Observational studies link high net ultrafiltration (UFNET) rates during continuous kidney replacement therapy (CKRT) to increased mortality. The Restrictive versus Liberal Rate of Extracorporeal Volume Evaluation in Acute Kidney Injury trial evaluated the feasibility of a restrictive versus liberal UFNET rate strategy. This stepped-wedge cluster-randomized trial enrolled patients in ten ICUs across two healthcare systems from July 2022 to June 2024. Each ICU was a cluster, with 1 randomly transitioning from liberal (2.0–5.0 mL/kg/h) to restrictive (0.5–1.5 mL/kg/h) group every two months after the first six months. The coprimary outcomes included between-group separation in UFNET rates, protocol adherence, and recruitment rate. Of 97 patients (55 liberal, 42 restrictive) enrolled, the mean (SD) delivered UFNET rate did not differ between the groups (2.05 [0.83] vs. 1.81 [0.86] mL/kg/h; adjusted P = 0.4).
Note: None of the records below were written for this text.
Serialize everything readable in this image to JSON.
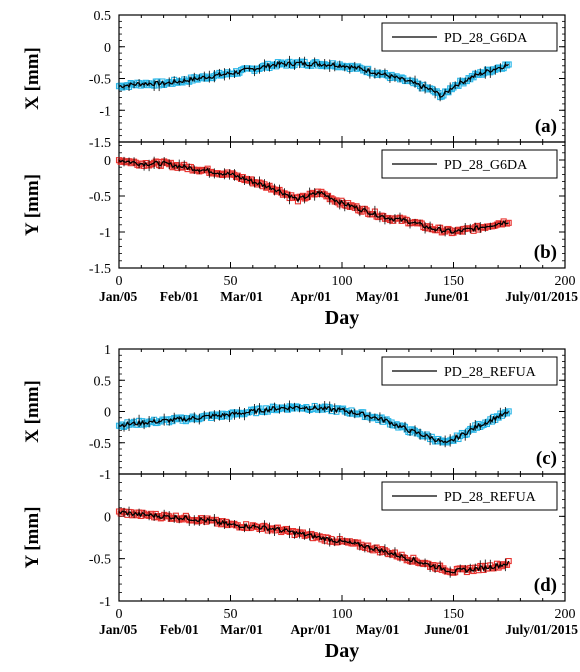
{
  "chart_data": [
    {
      "id": "a",
      "type": "line",
      "ylabel": "X [mm]",
      "legend": "PD_28_G6DA",
      "legend_position": "top-right",
      "panel_label": "(a)",
      "marker_color": "#29b6e8",
      "line_color": "#000000",
      "xlim": [
        0,
        200
      ],
      "ylim": [
        -1.5,
        0.5
      ],
      "yticks": [
        "0.5",
        "0",
        "-0.5",
        "-1",
        "-1.5"
      ],
      "error_bar": true,
      "x": [
        0,
        10,
        20,
        30,
        40,
        50,
        60,
        70,
        80,
        90,
        100,
        110,
        120,
        130,
        140,
        145,
        150,
        160,
        170,
        175
      ],
      "y": [
        -0.62,
        -0.58,
        -0.58,
        -0.53,
        -0.47,
        -0.42,
        -0.35,
        -0.28,
        -0.26,
        -0.27,
        -0.29,
        -0.36,
        -0.45,
        -0.55,
        -0.68,
        -0.78,
        -0.62,
        -0.45,
        -0.33,
        -0.28
      ]
    },
    {
      "id": "b",
      "type": "line",
      "ylabel": "Y [mm]",
      "legend": "PD_28_G6DA",
      "legend_position": "top-right",
      "panel_label": "(b)",
      "marker_color": "#e8322e",
      "line_color": "#000000",
      "xlim": [
        0,
        200
      ],
      "ylim": [
        -1.5,
        0.25
      ],
      "yticks": [
        "0",
        "-0.5",
        "-1",
        "-1.5"
      ],
      "xticks": [
        "0",
        "50",
        "100",
        "150",
        "200"
      ],
      "date_labels": [
        "Jan/05",
        "Feb/01",
        "Mar/01",
        "Apr/01",
        "May/01",
        "June/01",
        "July/01/2015"
      ],
      "xlabel": "Day",
      "error_bar": true,
      "x": [
        0,
        10,
        20,
        30,
        40,
        50,
        60,
        70,
        80,
        90,
        100,
        110,
        120,
        130,
        140,
        150,
        160,
        170,
        175
      ],
      "y": [
        0.0,
        -0.05,
        -0.05,
        -0.1,
        -0.15,
        -0.2,
        -0.3,
        -0.4,
        -0.55,
        -0.45,
        -0.6,
        -0.7,
        -0.8,
        -0.85,
        -0.95,
        -1.0,
        -0.95,
        -0.88,
        -0.85
      ]
    },
    {
      "id": "c",
      "type": "line",
      "ylabel": "X [mm]",
      "legend": "PD_28_REFUA",
      "legend_position": "top-right",
      "panel_label": "(c)",
      "marker_color": "#29b6e8",
      "line_color": "#000000",
      "xlim": [
        0,
        200
      ],
      "ylim": [
        -1,
        1
      ],
      "yticks": [
        "1",
        "0.5",
        "0",
        "-0.5",
        "-1"
      ],
      "error_bar": true,
      "x": [
        0,
        10,
        20,
        30,
        40,
        50,
        60,
        70,
        80,
        90,
        100,
        110,
        120,
        130,
        140,
        147,
        150,
        160,
        170,
        175
      ],
      "y": [
        -0.22,
        -0.18,
        -0.15,
        -0.12,
        -0.08,
        -0.05,
        0.0,
        0.05,
        0.07,
        0.05,
        0.02,
        -0.05,
        -0.15,
        -0.3,
        -0.42,
        -0.52,
        -0.45,
        -0.25,
        -0.08,
        -0.02
      ]
    },
    {
      "id": "d",
      "type": "line",
      "ylabel": "Y [mm]",
      "legend": "PD_28_REFUA",
      "legend_position": "top-right",
      "panel_label": "(d)",
      "marker_color": "#e8322e",
      "line_color": "#000000",
      "xlim": [
        0,
        200
      ],
      "ylim": [
        -1,
        0.5
      ],
      "yticks": [
        "0",
        "-0.5",
        "-1"
      ],
      "xticks": [
        "0",
        "50",
        "100",
        "150",
        "200"
      ],
      "date_labels": [
        "Jan/05",
        "Feb/01",
        "Mar/01",
        "Apr/01",
        "May/01",
        "June/01",
        "July/01/2015"
      ],
      "xlabel": "Day",
      "error_bar": true,
      "x": [
        0,
        10,
        20,
        30,
        40,
        50,
        60,
        70,
        80,
        90,
        100,
        110,
        120,
        130,
        140,
        150,
        160,
        170,
        175
      ],
      "y": [
        0.05,
        0.02,
        0.0,
        -0.02,
        -0.05,
        -0.1,
        -0.12,
        -0.15,
        -0.2,
        -0.25,
        -0.3,
        -0.35,
        -0.42,
        -0.5,
        -0.58,
        -0.65,
        -0.62,
        -0.58,
        -0.55
      ]
    }
  ]
}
In per-protocol analysis, there was a significant between-group separation in mean UFNET rates (2.24 [0.72] vs. 1.22 [0.32] mL/kg/h; P = 0.002). Protocol deviations were similar (9.1% vs.7.1%, P = 0.7), and the recruitment rate was 0.99 (0.27) patients per ICU per two months. The use of rescue UFNET was higher in the restrictive group (14.5% vs. 66.7%; P < 0.001). In conclusion, despite high protocol adherence, there was minimal separation in delivered UFNET rates. While both strategies were feasible in select patients, the high rates of hemodynamic instability, the need for rescue UFNET, and physician override orders suggest that UFNET is more often driven by dynamic patient physiology than fixed protocols. This makes it challenging to maintain distinct, alternative UFNET targets in clinical practice.

Trial registration number: ClinicalTrials.gov Identifier: NCT05306964.